Şanlıurfa Barosunun binası önünde yapılan açıklamada, “Toplumdaki şiddet kültürünün değişmesi için, şiddet dili değiştirilmeli, kadın şiddetini de önleyecek şekilde tüm söylemlerde barışçıl bir dil kullanılmalıdır” denildi.

“Nüfusunun yarısının kadın olduğu Türkiye, cinsiyet eşitliği sıralamasında, Dünya Ekonomik Forumu Küresel Toplumsal Cinsiyet Uçurumu Raporuna göre 145 ülke arasında 130‘ncu sırada yer almaktadır” ifadesi yer alan açıklama şöyle:  “2019 yılı, ülkede son 10 yılda en fazla kadının öldürüldüğü yıl olmuştur. 2020 yılında ise erkekler tarafından 300 kadın öldürülmüş, 171 kadın şüpheli şekilde ölü bulunmuştur. Bu yıllar arasında kadın cinayetlerinin sayısında sadece İstanbul Sözleşmesi'nin imzalandığı yıl olan 2011 yılında düşüş görülmüştür. İlk imzalayıcısı olduğumuz İstanbul Sözleşmesi’nin tartışmaya açılması ve devamında 2021 yılı içerisinde sözleşmeden dönülmesinin beyan edilmesiyle, kadına yönelik şiddet artarak devam etmektedir.

2021 yılı Ocak Ayında İçişleri Bakanı Süleyman Soylu, Twitter hesabından yaptığı açıklamada, 6284 sayılı kanun kapsamındaki kadın cinayetlerinde hayatını kaybeden kadın sayısını 2017'de 353, 2018'de 279, 2019'da 336 ve 2020'de ise 266 olarak duyurmuştur.
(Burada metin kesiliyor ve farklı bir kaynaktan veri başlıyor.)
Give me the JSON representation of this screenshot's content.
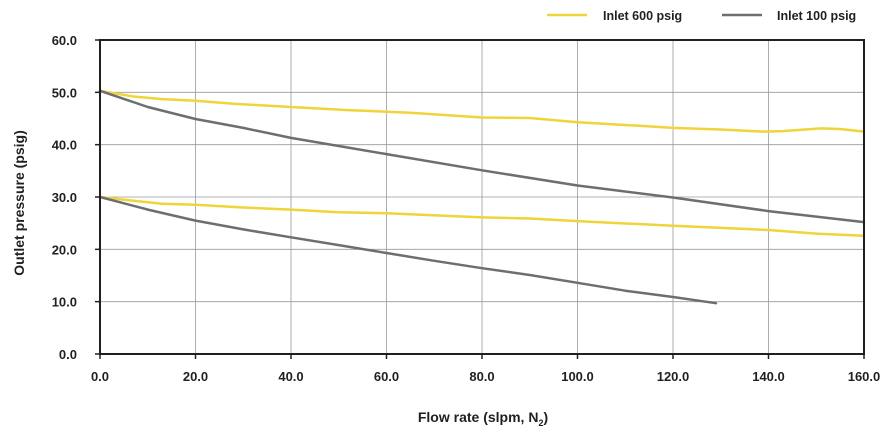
{
  "chart_data": {
    "type": "line",
    "title": "",
    "xlabel": "Flow rate (slpm, N",
    "xlabel_subscript": "2",
    "xlabel_suffix": ")",
    "ylabel": "Outlet pressure (psig)",
    "xlim": [
      0,
      160
    ],
    "ylim": [
      0,
      60
    ],
    "x_ticks": [
      0,
      20,
      40,
      60,
      80,
      100,
      120,
      140,
      160
    ],
    "x_tick_labels": [
      "0.0",
      "20.0",
      "40.0",
      "60.0",
      "80.0",
      "100.0",
      "120.0",
      "140.0",
      "160.0"
    ],
    "y_ticks": [
      0,
      10,
      20,
      30,
      40,
      50,
      60
    ],
    "y_tick_labels": [
      "0.0",
      "10.0",
      "20.0",
      "30.0",
      "40.0",
      "50.0",
      "60.0"
    ],
    "grid": true,
    "legend_position": "top-right",
    "legend": [
      {
        "label": "Inlet 600 psig",
        "color": "#f0d43a"
      },
      {
        "label": "Inlet 100 psig",
        "color": "#6d6e71"
      }
    ],
    "series": [
      {
        "name": "Inlet 600 psig",
        "color": "#f0d43a",
        "x": [
          0,
          7,
          13,
          20,
          28,
          40,
          52,
          65,
          80,
          90,
          100,
          113,
          120,
          130,
          139,
          143,
          151,
          155,
          160
        ],
        "y": [
          50.3,
          49.2,
          48.7,
          48.4,
          47.8,
          47.2,
          46.6,
          46.1,
          45.2,
          45.1,
          44.3,
          43.6,
          43.2,
          42.9,
          42.5,
          42.6,
          43.1,
          43.0,
          42.5
        ]
      },
      {
        "name": "Inlet 100 psig",
        "color": "#6d6e71",
        "x": [
          0,
          10,
          20,
          30,
          40,
          60,
          80,
          100,
          120,
          140,
          160
        ],
        "y": [
          50.3,
          47.2,
          44.9,
          43.2,
          41.3,
          38.2,
          35.1,
          32.2,
          29.9,
          27.3,
          25.2
        ]
      },
      {
        "name": "Inlet 600 psig",
        "color": "#f0d43a",
        "x": [
          0,
          7,
          13,
          20,
          30,
          40,
          50,
          60,
          80,
          90,
          100,
          120,
          140,
          150,
          160
        ],
        "y": [
          30.0,
          29.3,
          28.7,
          28.5,
          28.0,
          27.6,
          27.1,
          26.9,
          26.1,
          25.9,
          25.4,
          24.5,
          23.7,
          23.0,
          22.6
        ]
      },
      {
        "name": "Inlet 100 psig",
        "color": "#6d6e71",
        "x": [
          0,
          10,
          20,
          30,
          40,
          50,
          60,
          70,
          80,
          90,
          100,
          110,
          120,
          129
        ],
        "y": [
          30.0,
          27.6,
          25.5,
          23.8,
          22.3,
          20.8,
          19.3,
          17.8,
          16.4,
          15.1,
          13.6,
          12.1,
          10.9,
          9.7
        ]
      }
    ]
  }
}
Bizler çok iyi biliyoruz ki verilen bu sayılara, faili meçhul, intihar olarak geçen kadın cinayetleri ve kayıtlara dahi geçmeyen sayısız şiddet mağduru kadın dahil değildir.

Biz kadınlar hayatlarımıza ve emeğimize sahip çıkmaya, toplumsal alanın her aşamasında var olmaya devam edeceğiz. Dünya biz kadınların emeği üzerinde dönmektedir.

Yaşadığımız her türlü erkek şiddetinin karşısında birlikte mücadele ederek ve birbirimizle dayanışarak kazanacağımızı biliyoruz. Yılmadan ve bıkmadan yıllardır söylediğimizi buradan bir kez daha haykırıyoruz; ”kadına yönelik şiddet münferit değil, politiktir” ve bu şiddeti önlemenin en önemli yolu da kadın mücadelesinden ve kadın dayanışmasından geçmektedir.

Kadına Yönelik Şiddetle Mücadele her alanda uygulanmalı kadınlar politika ve kanun yapma süreçlerine dahil edilmelidir. Toplumdaki şiddet kültürünün değişmesi için, şiddet dili değiştirilmeli, kadın şiddetini de önleyecek şekilde tüm söylemlerde barışçıl bir dil kullanılmalıdır. Tüm kadın katliamları ve kadına yönelik her türlü şiddet sona erinceye kadar mücadelemiz kararlılıkla devam edecektir.” Denildi.